客廳裡一切擺設都照舊,只是桌上放著一瓶紅葡萄酒,房中央放一排椅子,上
面擺著一個又窄又薄的小床墊。
「天很冷,」布阿索把燈放在桌子上,說。「我是傍晚才從巴黎回來的。那邊
到處都好,暖和,可是這兒,俄國,卻很冷,而且有那麼多溫子……穩子…… lescousins
5!。這些該死的東西老是叮人。」
布阿索斟上半杯葡萄酒,做出很氣憤的臉色,喝下去。
「這一夜我一直沒睡著,」他說,在小床墊上坐下。「先是lescousins,後來
又有個畜生不住拉鈴,要找茲留奇金。」
隨後法國人沉默下來,低下頭,大概在等雨停。席爾科夫認為依照禮貌,他有
義務跟法國人攀談幾句。
「看來,您在巴黎正趕上一個很有趣味的時期,」他說。
「您在那兒的時候,布朗熱6呈請退休了。」
後來席爾科夫講到格烈維7、第魯列特、左拉。他不久就相信法國人還是頭一
次從他口裡聽到這些名字。法國人在巴黎只認得幾家商號和他的tante 8卜列塞太
太,別的就一概不知道了。他談了一陣政治和文學,結果布阿索又一次做出氣憤的
臉色,喝下葡萄酒,挺直身子在那個薄床墊上躺下。
「哼,這位丈夫大概沒什麼權,」席爾科夫想。「鬼才知道這算是什麼床墊!」
法國人閉上眼睛。他心平氣和地躺了一刻鐘,忽然跳起來,睜開無神的眼睛呆
瞪瞪地瞧著客人,彷彿什麼也不懂似的,然後現出氣憤的臉色,喝葡萄酒。
「該死的蚊子,」他抱怨說,用一條毛茸茸的腿擦另一條腿,然後走到隔壁房
間去了。
席爾科夫聽見他叫醒一個人,說:「 Ilyaun monsieurroux ,quit 'aa pport
eune robe. 」9他不久就走回來,又拿起酒瓶。
「我的妻子一會兒就來,」他說,打個呵欠。「我明白,您是要錢吧?」
「越來越不好受了,」席爾科夫暗想。
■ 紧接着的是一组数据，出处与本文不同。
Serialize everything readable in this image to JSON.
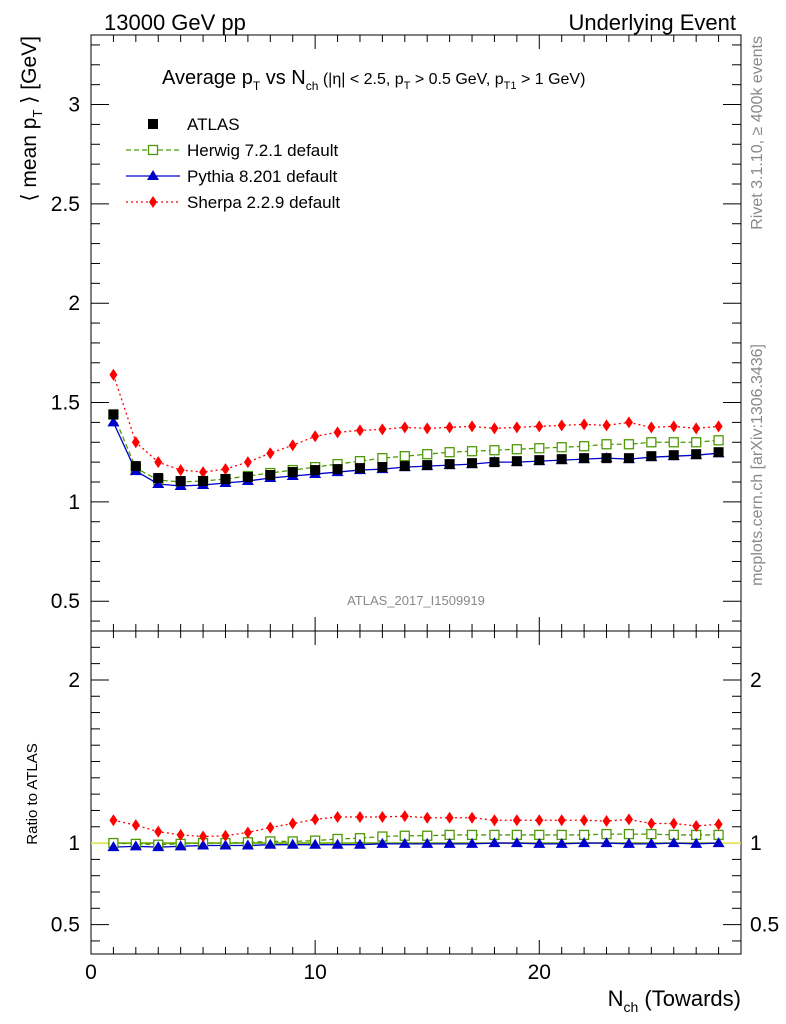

「可笑極了!娜傑日達。奧西波芙娜一
忽兒就來。當然,我得裝出不認得她的樣子。」
裙子的沙沙聲響起來,有一道房門微微推開,席爾科夫看見了他熟悉的那個鬈
發的小腦袋,她的臉頰和眼睛都帶著睡意。
「是誰從卡契希太太那兒來了?」娜傑日達。奧西波芙娜問,不過她馬上就認
聲席爾科夫,尖叫一聲,笑起來,走進房間來了。「是你啊?」她問。「這是演的
什麼滑稽戲?你怎麼弄得滿身是泥?」
席爾科夫漲紅了臉,做出嚴厲的眼神,簡直不知道該怎麼辦才好,斜起眼睛看
一下布阿索。
「啊,我明白啦!」太太猜到了。「你大概怕查克吧?我忘了事先對杜尼雅霞
交代一聲。……你們認識嗎?這是我的丈夫查克,這是斯捷潘。安德烈伊奇。……
衣服帶來了嗎?好,merci ,朋友。……我們走吧,我本來想睡了。那麼,你,查
克,睡吧,……」她對丈夫說。「你一路上勞累了。」
查克驚訝地瞧了瞧席爾科夫,聳聳肩膀,帶著氣憤的臉色去拿酒瓶。席爾科夫
也聳聳肩膀,跟著娜傑日達。奧西波芙娜走去。
他瞧著陰暗的天空,瞧著泥濘的道路,心裡想:「這真骯髒呀!魔鬼會把一個
知識分子糟蹋到什麼地步!」
他開始思忖什麼是道德的,什麼是不道德的,思忖純潔和不純潔。他懷著落到
不愉快的處境中的人所常有的那種心情憂鬱地想起他工作的書房和桌上的文稿,一
心想回家去了。
他就悄悄走進客廳,繞過睡熟的查克,出去了。
他一路上沒說話,極力不去想查克,可是不知什麼緣故,查克老是鑽進他腦子
裡來。他不再跟馬車伕談天。他心裡跟胃裡一樣不舒服。
「註釋」
1法國作曲家古諾(1818—1893)所作歌劇《浮士德》中浮士德的詠
歎詞。——俄文本編者注2法語:謝謝。
3娜嘉是娜傑日達的愛稱。
4法語:好,先生。
5法語:蚊子。
6布朗熱(1837—1891),法國將軍,政治冒險家,一八八六至一八
八七年任陸軍部長。——俄文本編者注
7格烈維(1807—1891),一八七九至一八八七年的法國總統。——
俄文本編者
8法語:姑母。
9法語:那邊有一位紅頭髮的先生,給你送衣服來了。